In supporting this bill, we Democrats are also keen to explore the issues surrounding same sex and intersex marriage and relationships and propose some amendments to the bill to that effect. This includes exploring the notion that same sex couples married overseas ought to have legal recognition here in Australia but, more importantly, that same sex couples and people of intersex status should not be denied access to marriage rites at the very least through some kind of legal recognition in a civil marriage structure in a way already adopted by several other countries. Marriage ought not to be part of a hierarchy to the detriment of other relationships. It can be an important part of our societal make-up, but it should not be used as a tool to discriminate against people and relationships that do not fit an often unspoken but religious agenda.

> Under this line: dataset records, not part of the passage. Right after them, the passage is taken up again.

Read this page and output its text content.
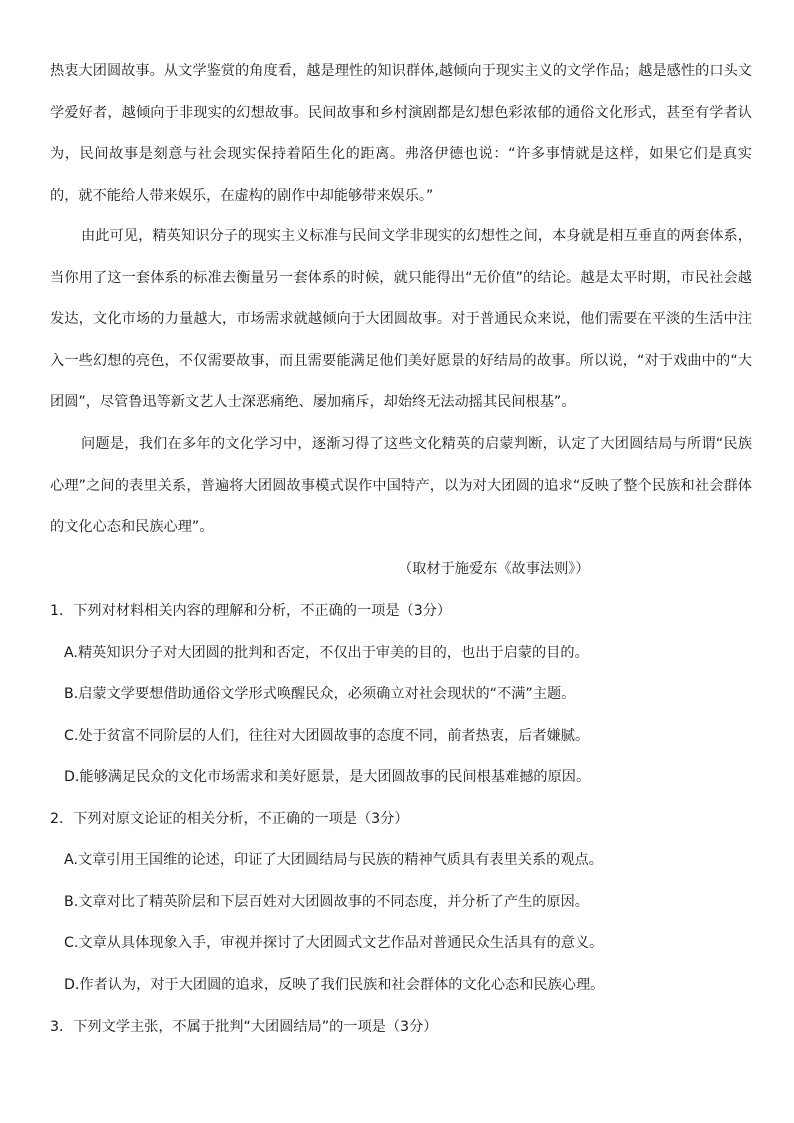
热衷大团圆故事。从文学鉴赏的角度看，越是理性的知识群体,越倾向于现实主义的文学作品；越是感性的口头文学爱好者，越倾向于非现实的幻想故事。民间故事和乡村演剧都是幻想色彩浓郁的通俗文化形式，甚至有学者认为，民间故事是刻意与社会现实保持着陌生化的距离。弗洛伊德也说：“许多事情就是这样，如果它们是真实的，就不能给人带来娱乐，在虚构的剧作中却能够带来娱乐。”

由此可见，精英知识分子的现实主义标准与民间文学非现实的幻想性之间，本身就是相互垂直的两套体系，当你用了这一套体系的标准去衡量另一套体系的时候，就只能得出“无价值”的结论。越是太平时期，市民社会越发达，文化市场的力量越大，市场需求就越倾向于大团圆故事。对于普通民众来说，他们需要在平淡的生活中注入一些幻想的亮色，不仅需要故事，而且需要能满足他们美好愿景的好结局的故事。所以说，“对于戏曲中的“大团圆”，尽管鲁迅等新文艺人士深恶痛绝、屡加痛斥，却始终无法动摇其民间根基”。

问题是，我们在多年的文化学习中，逐渐习得了这些文化精英的启蒙判断，认定了大团圆结局与所谓“民族心理”之间的表里关系，普遍将大团圆故事模式误作中国特产，以为对大团圆的追求“反映了整个民族和社会群体的文化心态和民族心理”。

（取材于施爱东《故事法则》）

1．下列对材料相关内容的理解和分析，不正确的一项是（3分）

A.精英知识分子对大团圆的批判和否定，不仅出于审美的目的，也出于启蒙的目的。

B.启蒙文学要想借助通俗文学形式唤醒民众，必须确立对社会现状的“不满”主题。

C.处于贫富不同阶层的人们，往往对大团圆故事的态度不同，前者热衷，后者嫌腻。

D.能够满足民众的文化市场需求和美好愿景，是大团圆故事的民间根基难撼的原因。

2．下列对原文论证的相关分析，不正确的一项是（3分）

A.文章引用王国维的论述，印证了大团圆结局与民族的精神气质具有表里关系的观点。

B.文章对比了精英阶层和下层百姓对大团圆故事的不同态度，并分析了产生的原因。

C.文章从具体现象入手，审视并探讨了大团圆式文艺作品对普通民众生活具有的意义。

D.作者认为，对于大团圆的追求，反映了我们民族和社会群体的文化心态和民族心理。

3．下列文学主张，不属于批判“大团圆结局”的一项是（3分）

Ideally, I think we need a broad ranging and comprehensive Senate or parliamentary inquiry into the nature and structure of contemporary Australian relationships and a thorough analysis of what law reform is needed to respond to that—not as social engineering to force a particular model or relationship on people in accordance with a church agenda or ideological framework, but in a way that acknowledges and reflects relationships as they truly are and provides a safe legal framework in which they can be protected most especially where the raising of children is involved. If the government is serious about cutting the divorce rate, I think it first has to acknowledge that unrealistic and inadequate frameworks for marriage may well be a contributing factor in many cases. Likewise, there may be many more marriages and many more long-term relationships if all Australian citizens were offered the same opportunities as some others so that all long-term committed couples could marry regardless of sexuality or gender.